Most people train to be lifeguards when they are in high school. I didn’t learn the necessary skills until I was in my mid 60s. I was motivated because I needed money for an upcoming adventure, and already worked at a pool as a water aerobics exercise leader.
While I have spent most of my life around pools, lakes and oceans and the opportunities each provides, most of it had been for recreation purposes, all about myself, rather than anyone else.
Watching accomplished swimmers cruise their laps flawlessly was hypnotic and, frankly, boring. It was the guarding of swim lesson participants, children and adults, as they struggled to acquire skills and conquer fears that made guarding exciting and purposeful for me. I admired the high school swim team kids who would climb out of warm beds in predawn winter darkness to practice for the next meet.
One of the things I found most difficult about guarding was my inability at times to separate my professional obligations from my parental opinions. Watching a pack of teenaged boys relentlessly chase a female camp mate around the pool in hopes of touching her got my whistle to my mouth one day. I told her I would stop them if she wanted a break from their ardor. She game me a smile and a giggle, replied that she liked it and swam off with the young swains in hot pursuit. The mother in me shivered.

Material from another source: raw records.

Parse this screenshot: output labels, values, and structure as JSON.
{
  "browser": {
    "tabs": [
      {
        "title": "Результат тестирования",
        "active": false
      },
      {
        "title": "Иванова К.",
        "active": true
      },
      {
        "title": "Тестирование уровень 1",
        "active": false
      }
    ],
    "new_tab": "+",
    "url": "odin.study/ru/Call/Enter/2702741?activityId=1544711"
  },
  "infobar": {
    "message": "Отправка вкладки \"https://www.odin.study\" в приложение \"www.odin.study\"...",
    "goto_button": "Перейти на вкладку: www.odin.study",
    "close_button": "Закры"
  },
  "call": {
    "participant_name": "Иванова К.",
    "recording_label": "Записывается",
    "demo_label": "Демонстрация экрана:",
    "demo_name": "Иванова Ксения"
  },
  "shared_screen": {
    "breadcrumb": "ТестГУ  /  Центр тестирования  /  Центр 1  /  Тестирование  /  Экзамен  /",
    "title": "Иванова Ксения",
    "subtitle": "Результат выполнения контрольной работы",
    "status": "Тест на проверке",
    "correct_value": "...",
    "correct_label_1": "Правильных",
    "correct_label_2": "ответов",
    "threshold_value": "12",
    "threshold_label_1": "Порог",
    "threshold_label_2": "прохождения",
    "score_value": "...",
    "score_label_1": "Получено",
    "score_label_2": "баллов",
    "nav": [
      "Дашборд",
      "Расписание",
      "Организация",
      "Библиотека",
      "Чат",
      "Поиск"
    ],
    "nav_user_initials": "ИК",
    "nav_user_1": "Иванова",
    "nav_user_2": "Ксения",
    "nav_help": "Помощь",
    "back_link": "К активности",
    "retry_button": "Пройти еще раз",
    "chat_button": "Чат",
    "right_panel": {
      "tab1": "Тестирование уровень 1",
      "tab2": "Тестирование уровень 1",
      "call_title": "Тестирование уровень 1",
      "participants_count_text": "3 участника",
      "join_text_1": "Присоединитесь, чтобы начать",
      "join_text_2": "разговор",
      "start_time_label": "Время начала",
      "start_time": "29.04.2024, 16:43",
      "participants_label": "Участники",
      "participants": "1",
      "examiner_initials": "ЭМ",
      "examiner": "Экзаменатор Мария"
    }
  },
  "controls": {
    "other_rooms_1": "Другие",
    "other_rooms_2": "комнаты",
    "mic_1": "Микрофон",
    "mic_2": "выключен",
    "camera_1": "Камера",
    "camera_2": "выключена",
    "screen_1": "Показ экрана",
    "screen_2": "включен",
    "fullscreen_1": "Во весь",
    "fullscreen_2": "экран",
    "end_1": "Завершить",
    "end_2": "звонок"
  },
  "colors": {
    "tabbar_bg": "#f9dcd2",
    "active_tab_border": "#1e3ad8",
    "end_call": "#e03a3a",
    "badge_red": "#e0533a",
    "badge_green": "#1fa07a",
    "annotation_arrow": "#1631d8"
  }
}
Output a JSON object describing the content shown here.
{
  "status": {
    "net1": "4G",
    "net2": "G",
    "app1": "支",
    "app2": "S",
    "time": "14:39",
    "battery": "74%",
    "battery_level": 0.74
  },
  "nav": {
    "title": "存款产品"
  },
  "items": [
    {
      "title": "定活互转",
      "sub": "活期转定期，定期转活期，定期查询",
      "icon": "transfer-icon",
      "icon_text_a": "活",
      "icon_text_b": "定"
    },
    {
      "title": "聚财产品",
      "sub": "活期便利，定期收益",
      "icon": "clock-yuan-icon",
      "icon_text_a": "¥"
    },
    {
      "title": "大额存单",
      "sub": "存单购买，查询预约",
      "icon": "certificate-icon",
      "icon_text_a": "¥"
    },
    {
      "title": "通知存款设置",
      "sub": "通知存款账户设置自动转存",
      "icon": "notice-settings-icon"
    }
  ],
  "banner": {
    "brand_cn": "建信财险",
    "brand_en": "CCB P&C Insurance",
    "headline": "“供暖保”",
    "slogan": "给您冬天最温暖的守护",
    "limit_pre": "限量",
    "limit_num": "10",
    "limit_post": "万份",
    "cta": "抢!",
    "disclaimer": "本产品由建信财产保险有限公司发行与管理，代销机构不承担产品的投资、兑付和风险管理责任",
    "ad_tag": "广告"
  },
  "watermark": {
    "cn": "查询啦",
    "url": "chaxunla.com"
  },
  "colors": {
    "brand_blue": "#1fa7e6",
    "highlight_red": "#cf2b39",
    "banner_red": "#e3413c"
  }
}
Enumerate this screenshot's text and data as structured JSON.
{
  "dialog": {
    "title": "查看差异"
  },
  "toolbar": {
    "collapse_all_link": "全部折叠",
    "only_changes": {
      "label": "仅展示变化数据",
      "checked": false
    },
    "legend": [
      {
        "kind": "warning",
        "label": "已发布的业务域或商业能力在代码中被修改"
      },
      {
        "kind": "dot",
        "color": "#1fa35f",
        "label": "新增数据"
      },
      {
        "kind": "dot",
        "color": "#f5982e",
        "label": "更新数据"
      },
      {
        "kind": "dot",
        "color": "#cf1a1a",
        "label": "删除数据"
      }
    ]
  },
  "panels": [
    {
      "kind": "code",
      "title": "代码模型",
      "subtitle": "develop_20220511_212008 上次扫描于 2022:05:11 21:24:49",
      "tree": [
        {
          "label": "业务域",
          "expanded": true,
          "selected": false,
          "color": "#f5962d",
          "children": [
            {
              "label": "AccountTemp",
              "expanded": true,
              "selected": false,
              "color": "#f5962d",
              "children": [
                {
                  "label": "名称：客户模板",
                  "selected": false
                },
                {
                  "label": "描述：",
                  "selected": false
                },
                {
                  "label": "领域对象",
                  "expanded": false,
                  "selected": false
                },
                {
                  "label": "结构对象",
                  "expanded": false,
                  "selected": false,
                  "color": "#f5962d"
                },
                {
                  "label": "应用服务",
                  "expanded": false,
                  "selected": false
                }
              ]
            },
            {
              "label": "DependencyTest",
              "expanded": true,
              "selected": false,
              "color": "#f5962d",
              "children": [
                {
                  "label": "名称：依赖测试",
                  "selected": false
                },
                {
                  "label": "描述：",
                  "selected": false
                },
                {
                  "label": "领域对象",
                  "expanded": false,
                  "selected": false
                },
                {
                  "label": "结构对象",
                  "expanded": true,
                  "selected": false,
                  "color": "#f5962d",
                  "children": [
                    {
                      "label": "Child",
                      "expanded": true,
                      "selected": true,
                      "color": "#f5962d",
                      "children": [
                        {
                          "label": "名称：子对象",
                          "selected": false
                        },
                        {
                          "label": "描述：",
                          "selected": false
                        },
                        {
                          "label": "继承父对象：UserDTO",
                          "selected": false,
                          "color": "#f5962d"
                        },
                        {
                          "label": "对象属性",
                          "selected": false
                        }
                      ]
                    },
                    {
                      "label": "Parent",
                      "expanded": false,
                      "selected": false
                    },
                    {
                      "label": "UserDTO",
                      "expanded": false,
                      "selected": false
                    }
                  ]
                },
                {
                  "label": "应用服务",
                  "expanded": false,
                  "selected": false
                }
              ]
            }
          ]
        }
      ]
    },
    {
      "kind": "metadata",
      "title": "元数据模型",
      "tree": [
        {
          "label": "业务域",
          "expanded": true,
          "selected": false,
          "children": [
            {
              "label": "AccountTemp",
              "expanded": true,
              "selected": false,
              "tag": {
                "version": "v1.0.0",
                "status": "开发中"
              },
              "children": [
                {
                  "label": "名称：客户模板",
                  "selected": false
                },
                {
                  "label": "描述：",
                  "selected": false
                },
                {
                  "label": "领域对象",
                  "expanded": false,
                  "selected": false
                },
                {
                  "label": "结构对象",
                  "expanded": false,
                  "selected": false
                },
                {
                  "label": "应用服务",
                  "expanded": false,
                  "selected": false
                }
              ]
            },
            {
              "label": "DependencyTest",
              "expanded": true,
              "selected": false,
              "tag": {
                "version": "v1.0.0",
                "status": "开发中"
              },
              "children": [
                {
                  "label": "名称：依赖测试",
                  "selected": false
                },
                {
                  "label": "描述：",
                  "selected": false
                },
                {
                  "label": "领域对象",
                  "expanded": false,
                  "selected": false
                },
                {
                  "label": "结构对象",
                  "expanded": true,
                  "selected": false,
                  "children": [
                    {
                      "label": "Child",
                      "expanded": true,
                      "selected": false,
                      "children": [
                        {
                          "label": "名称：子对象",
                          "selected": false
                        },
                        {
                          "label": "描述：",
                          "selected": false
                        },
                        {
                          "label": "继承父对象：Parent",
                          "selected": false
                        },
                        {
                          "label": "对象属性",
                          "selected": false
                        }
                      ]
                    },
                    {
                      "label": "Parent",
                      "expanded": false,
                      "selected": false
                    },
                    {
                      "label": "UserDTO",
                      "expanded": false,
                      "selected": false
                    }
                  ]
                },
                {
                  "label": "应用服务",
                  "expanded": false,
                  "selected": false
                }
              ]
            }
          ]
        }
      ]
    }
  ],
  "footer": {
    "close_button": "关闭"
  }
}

It was with mixed feelings that I retired from guarding. The prospect of a wrenched shoulder from an overzealous rescue during training sessions, the 4:30 am wake-up alarm to be on time for the first guard shift of the day, and the hair in the drains overshadowed the sense of security that I felt I provided for the patrons. Becoming a lifeguard has changed me and my relationship to water forever. I will never stop watching all those around me who dip their toes into that perilous and delicious elixir, be it salty, sweet or chlorinated.